Raspberries and rhubarb grow
side by side in my garden. Rhubarb has to be cooked but
raspberries fresh - WOW! Splintering shards of flavour exploded
through my mouth when I ate them in July they were
SO GOOD after the sunny April.
I don't know the biochemistry
of raspberry flavour or their colour either, but I know
enough to marvel that they are produced from the simple
raw materials of light, carbon dioxide, water and nutrients
that the raspberry canes, like the rhubarb clumps, take
in. Yet from these basic building blocks the different and
wonderful tastes of raspberries and rhubarb, and every other
plant material that we eat, are formed.
What wealth to be able to
enjoy these flavours, what an experience to taste them.
In our technologically sophisticated planet, we would do
well to retrain our senses to detect and our sensibilities
to delight in the organically sophisticated world we can
experience with simply the taste buds on our tongues.

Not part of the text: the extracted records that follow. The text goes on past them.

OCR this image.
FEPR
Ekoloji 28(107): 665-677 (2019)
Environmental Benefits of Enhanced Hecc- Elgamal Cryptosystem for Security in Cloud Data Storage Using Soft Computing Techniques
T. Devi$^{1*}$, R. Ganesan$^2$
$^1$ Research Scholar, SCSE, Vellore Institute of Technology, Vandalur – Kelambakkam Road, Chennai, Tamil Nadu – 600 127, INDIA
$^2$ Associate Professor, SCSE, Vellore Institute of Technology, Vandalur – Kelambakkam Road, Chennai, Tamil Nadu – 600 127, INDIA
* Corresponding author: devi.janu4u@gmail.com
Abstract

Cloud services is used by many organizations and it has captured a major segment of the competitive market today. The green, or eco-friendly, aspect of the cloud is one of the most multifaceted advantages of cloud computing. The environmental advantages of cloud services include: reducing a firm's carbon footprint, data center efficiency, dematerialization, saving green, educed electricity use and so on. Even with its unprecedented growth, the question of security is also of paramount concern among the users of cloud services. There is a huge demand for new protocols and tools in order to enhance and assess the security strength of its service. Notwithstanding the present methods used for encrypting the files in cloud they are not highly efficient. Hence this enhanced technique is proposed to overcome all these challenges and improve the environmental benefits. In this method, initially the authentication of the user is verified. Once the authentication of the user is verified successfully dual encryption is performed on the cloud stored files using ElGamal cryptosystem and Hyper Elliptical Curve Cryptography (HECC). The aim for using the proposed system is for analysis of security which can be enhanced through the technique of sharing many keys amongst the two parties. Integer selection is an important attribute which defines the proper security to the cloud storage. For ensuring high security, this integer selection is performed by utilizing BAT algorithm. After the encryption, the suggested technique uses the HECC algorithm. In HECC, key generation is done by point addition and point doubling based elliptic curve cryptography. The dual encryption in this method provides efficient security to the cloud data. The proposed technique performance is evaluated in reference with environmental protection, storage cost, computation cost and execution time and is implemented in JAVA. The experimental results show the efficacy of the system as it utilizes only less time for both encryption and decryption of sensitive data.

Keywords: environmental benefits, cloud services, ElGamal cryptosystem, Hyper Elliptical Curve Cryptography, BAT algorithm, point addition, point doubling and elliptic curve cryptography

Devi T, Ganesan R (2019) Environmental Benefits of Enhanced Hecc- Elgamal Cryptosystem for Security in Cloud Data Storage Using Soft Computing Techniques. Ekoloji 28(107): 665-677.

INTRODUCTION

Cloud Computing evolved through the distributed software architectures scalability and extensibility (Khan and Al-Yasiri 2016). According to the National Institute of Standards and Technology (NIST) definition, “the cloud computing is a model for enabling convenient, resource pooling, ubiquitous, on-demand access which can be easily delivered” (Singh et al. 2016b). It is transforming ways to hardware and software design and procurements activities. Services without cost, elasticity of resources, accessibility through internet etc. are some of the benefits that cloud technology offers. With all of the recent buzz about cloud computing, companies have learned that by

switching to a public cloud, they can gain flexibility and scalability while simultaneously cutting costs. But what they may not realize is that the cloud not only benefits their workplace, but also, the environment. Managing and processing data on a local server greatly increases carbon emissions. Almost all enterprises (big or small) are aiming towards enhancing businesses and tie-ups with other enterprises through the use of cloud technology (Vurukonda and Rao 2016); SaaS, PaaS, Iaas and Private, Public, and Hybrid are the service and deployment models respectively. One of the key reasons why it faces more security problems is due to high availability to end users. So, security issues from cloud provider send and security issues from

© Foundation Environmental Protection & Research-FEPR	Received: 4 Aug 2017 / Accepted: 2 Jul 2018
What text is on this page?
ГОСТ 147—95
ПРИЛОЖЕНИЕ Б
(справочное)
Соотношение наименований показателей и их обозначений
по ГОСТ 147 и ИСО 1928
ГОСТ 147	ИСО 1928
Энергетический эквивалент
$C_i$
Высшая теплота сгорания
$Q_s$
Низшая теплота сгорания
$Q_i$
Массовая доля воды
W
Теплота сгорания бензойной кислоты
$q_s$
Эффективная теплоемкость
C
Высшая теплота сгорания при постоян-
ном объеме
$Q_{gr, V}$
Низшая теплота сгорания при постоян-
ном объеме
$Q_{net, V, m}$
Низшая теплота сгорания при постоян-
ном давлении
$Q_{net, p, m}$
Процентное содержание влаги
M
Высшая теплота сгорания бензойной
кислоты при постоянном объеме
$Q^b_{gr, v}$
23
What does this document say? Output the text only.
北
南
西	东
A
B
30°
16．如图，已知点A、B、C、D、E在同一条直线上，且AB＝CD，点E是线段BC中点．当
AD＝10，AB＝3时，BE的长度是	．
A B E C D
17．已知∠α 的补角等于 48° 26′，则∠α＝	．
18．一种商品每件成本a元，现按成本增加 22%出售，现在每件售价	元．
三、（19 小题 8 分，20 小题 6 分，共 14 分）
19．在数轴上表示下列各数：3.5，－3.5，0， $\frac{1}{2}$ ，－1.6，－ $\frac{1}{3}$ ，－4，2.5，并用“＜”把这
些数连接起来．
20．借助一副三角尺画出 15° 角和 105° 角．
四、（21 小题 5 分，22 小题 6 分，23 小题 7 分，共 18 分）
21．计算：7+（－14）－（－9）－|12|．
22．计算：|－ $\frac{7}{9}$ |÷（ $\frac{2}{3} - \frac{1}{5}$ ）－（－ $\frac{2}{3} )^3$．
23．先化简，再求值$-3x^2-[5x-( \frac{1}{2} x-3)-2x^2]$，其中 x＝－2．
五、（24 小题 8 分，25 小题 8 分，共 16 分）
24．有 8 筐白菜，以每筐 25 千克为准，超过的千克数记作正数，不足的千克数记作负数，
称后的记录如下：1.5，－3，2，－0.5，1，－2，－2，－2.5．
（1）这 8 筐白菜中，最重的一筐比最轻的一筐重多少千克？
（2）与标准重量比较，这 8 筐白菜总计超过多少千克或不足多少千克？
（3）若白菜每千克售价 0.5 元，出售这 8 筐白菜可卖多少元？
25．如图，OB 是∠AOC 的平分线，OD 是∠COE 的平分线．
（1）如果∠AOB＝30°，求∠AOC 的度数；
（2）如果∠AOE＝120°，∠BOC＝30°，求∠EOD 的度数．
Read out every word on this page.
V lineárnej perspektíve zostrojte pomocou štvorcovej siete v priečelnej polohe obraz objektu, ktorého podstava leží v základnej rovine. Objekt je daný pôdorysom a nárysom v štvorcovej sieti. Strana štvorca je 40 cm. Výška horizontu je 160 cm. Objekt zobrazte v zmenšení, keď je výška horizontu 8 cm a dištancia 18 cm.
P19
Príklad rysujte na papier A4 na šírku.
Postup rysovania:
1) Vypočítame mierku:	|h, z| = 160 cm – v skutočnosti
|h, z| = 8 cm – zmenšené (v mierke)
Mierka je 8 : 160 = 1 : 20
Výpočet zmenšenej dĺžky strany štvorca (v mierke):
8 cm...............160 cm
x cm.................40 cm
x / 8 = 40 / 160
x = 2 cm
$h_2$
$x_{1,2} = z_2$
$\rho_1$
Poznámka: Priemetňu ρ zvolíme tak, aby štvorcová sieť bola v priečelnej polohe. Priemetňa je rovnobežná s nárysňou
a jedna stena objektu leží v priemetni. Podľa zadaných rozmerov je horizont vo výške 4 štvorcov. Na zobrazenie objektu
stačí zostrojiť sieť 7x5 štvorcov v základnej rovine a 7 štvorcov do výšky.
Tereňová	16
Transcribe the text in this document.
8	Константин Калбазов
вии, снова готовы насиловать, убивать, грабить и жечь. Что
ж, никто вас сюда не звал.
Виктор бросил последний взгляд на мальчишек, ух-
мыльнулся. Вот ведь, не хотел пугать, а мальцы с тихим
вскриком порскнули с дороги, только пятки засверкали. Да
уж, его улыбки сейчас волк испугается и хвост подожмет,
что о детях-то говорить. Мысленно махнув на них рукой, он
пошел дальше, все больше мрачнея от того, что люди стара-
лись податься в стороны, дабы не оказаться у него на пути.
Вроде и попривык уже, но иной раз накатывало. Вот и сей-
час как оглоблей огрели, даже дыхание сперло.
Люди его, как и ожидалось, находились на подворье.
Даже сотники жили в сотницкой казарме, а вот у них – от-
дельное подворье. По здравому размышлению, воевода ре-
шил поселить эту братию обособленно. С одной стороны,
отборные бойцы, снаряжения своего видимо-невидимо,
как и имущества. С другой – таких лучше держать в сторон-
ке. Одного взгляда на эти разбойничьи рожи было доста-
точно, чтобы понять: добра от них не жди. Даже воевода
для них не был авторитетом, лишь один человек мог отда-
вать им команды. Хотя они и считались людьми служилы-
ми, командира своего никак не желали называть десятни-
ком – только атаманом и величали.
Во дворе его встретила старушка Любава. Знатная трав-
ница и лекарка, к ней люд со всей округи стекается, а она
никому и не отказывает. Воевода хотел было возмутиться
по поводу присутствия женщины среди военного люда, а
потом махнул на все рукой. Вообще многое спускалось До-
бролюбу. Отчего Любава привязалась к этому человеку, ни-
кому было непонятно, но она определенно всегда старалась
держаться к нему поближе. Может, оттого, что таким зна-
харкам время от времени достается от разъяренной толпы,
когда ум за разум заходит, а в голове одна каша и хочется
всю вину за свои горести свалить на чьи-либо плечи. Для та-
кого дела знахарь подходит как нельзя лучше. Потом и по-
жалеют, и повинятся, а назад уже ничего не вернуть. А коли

Many of us give thanks before
our meals but maybe we need to take a little more time to
ponder what we're eating and how it has come to be on our
plates. Appreciating the amazing transformation that plants
achieve in producing the flavours and textures of our food
could enrich life every day.
God's creation is indeed
'very good' and His provision for us is lavish. Considering
this could help us begin to reorient our lifestyles so that
we are motivated to care for creation not just out of fear
or as responsibility but also out of thankfulness.